The Psalmist wrote from a deeply personal place of relationship with God. But let’s be very clear. This Lord is not just “my” shepherd or your shepherd or Christians’ shepherd or Jews’ shepherd. The Lord is our shepherd and the shepherd of all. God has the whole beautiful, broken world in God’s hands. As we prepare to gather at the table God has prepared for us on this World Communion Sunday, I think about that Bedouin boy shepherd, arms full. I think about the Bedouin shepherds I observed, guiding their flocks through dangerous terrain to find sustenance, sometimes in unseen places. I imagine God as our shepherd, arms full with all the people in all the places all around the world gathered at the Communion table prepared by God. I think of all those who gather around different kinds of spiritual “tables.” I think about all who are suffering or lost, those whose suffering is hidden to others, those whom others ignore or devalue…I think of all these who are watched over and sought out by the Lord, our shepherd, who is determined that not one should be lost, that none will be excluded from the compassion, love, care, and grace of God. 

 

As we draw near to the table God prepares for us, a table where we are nourished in forgiveness and in love, remember that at this table we are created and called to be the Body of Christ for the world, to follow in the way of the good shepherd who labors in love to tend for each and all.
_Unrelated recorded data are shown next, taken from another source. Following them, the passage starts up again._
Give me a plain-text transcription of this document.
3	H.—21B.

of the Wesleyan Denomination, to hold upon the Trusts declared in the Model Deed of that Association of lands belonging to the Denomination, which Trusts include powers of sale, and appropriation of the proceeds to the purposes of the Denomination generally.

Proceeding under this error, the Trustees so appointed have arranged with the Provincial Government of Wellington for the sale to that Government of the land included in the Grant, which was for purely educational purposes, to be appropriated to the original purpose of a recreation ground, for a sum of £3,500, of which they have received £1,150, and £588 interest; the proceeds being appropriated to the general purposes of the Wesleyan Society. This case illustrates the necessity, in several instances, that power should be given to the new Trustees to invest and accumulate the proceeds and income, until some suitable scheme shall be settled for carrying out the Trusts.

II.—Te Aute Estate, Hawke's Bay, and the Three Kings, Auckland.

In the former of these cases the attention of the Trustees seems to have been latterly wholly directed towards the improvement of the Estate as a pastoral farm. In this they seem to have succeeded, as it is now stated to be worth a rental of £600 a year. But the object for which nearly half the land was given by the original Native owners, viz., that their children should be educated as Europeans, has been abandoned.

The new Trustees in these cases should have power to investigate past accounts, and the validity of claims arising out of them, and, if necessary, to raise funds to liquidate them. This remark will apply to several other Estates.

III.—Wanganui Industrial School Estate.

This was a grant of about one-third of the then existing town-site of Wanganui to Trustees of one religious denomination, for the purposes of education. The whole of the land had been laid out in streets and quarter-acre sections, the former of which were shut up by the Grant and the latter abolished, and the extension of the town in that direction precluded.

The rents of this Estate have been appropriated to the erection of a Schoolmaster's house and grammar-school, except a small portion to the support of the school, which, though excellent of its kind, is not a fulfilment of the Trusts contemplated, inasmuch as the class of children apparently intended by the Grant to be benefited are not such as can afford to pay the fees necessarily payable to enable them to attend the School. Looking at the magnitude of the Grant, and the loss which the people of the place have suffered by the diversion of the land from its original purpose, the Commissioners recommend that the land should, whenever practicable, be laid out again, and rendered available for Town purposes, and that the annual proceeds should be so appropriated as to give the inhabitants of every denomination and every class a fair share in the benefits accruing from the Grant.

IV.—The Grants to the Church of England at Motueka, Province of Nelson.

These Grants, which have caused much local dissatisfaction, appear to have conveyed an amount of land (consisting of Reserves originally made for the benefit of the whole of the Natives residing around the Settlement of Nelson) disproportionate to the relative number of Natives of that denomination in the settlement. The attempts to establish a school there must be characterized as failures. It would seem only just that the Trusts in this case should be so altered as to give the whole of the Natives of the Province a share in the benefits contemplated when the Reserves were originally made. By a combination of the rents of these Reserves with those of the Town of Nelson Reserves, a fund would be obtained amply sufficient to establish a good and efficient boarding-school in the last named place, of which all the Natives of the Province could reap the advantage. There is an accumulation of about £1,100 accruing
Today, I encourage you to really listen to the words of the Great Thanksgiving prayer. Let’s gather at the table today, with all God’s people everywhere, and truly give thanks for the bounty of love, mercy, and grace God has showered upon us all; let’s give thanks for the encouragement and nourishment to keep going; let’s give thanks for the grace to participate in God’s work of love and justice and compassion; let’s give thanks for the humble, strong, and sure presence of the Lord our shepherd.